Using Project Success Measures
For the hard measures, be careful to compare project performance with the latest version of the project plan. With a well-disciplined project change control process in place, changes to the project’s baseline schedule, cost and scope will be captured in the major project documents. Make sure you review the latest versions of these documents in constructing your performance measures. A handy tool for calculating and reporting the hard measures is the Project Scorecard contained in my Training Projects Template Pack.
The hard measures will tell you how the project performed. However, they will not shed any light on why the project performed that way. Whether the project was a roaring success or a dismal failure, you will be little the wiser. Looking into the soft measures will give a very useful insight into the project’s processes and inter-relationships that led to the final result.
These measures also need to be agreed at the start of the project, with a clear setting of performance objectives. Performance results are typically determined through a combination of surveys and interviews. Make sure that you canvass the views of team members as well as the other key players; clients, sponsors, steering committee, end users, and so on. As a minimum, you should gather information on how project goals, roles, communication and implementation were perceived. For training projects, refer to my Training Evaluation Toolkit for customizable survey forms designed specifically for conducting such reviews.
The hard and soft performance targets spoken of so far are within the responsibility of the Project Manager to achieve.
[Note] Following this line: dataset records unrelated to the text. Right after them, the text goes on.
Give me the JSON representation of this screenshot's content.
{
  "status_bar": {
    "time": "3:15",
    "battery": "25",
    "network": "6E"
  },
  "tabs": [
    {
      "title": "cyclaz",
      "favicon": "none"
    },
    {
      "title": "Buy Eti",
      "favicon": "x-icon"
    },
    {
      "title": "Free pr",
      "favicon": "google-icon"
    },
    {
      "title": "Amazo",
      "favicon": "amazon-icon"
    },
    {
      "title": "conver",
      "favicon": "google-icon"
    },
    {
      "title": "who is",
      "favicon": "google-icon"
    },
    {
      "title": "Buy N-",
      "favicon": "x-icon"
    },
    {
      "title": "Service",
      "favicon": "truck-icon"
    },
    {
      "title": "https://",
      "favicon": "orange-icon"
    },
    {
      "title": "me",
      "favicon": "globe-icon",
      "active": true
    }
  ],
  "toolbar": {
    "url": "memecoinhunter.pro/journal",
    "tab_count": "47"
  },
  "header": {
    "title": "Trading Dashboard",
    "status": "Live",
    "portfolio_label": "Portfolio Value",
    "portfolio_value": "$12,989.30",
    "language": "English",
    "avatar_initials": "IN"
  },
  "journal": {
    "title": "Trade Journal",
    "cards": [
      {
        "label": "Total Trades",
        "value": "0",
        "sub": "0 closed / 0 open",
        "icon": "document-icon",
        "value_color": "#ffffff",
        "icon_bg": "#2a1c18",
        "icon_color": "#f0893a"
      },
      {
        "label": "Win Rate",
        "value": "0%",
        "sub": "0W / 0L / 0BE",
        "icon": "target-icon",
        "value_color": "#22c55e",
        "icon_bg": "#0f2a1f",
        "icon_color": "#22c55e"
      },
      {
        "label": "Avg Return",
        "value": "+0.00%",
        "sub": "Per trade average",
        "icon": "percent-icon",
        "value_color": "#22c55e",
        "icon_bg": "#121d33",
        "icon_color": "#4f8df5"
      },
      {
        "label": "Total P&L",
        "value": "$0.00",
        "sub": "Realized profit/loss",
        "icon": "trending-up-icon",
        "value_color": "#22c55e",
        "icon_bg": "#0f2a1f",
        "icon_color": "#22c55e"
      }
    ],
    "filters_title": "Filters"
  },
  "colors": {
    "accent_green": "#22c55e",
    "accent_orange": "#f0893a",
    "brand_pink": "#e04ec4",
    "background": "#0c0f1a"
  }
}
On completion of the project, the project outputs are handed over to the Business Owner. The Business Owner is then responsible for using the products of the project for the benefit of the organization. Benefits realization, then, is the third area in which to evaluate the project’s success.
The expected benefits accruing to the organization from the project is argued in the Business Case. How to achieve these benefits should then be planned in the Benefits Realization Plan. The last stage of the post-project review process develops and uses organizational measures to determine to what extent benefits were actually achieved. In some cases, this review is undertaken some considerable time after the project is completed.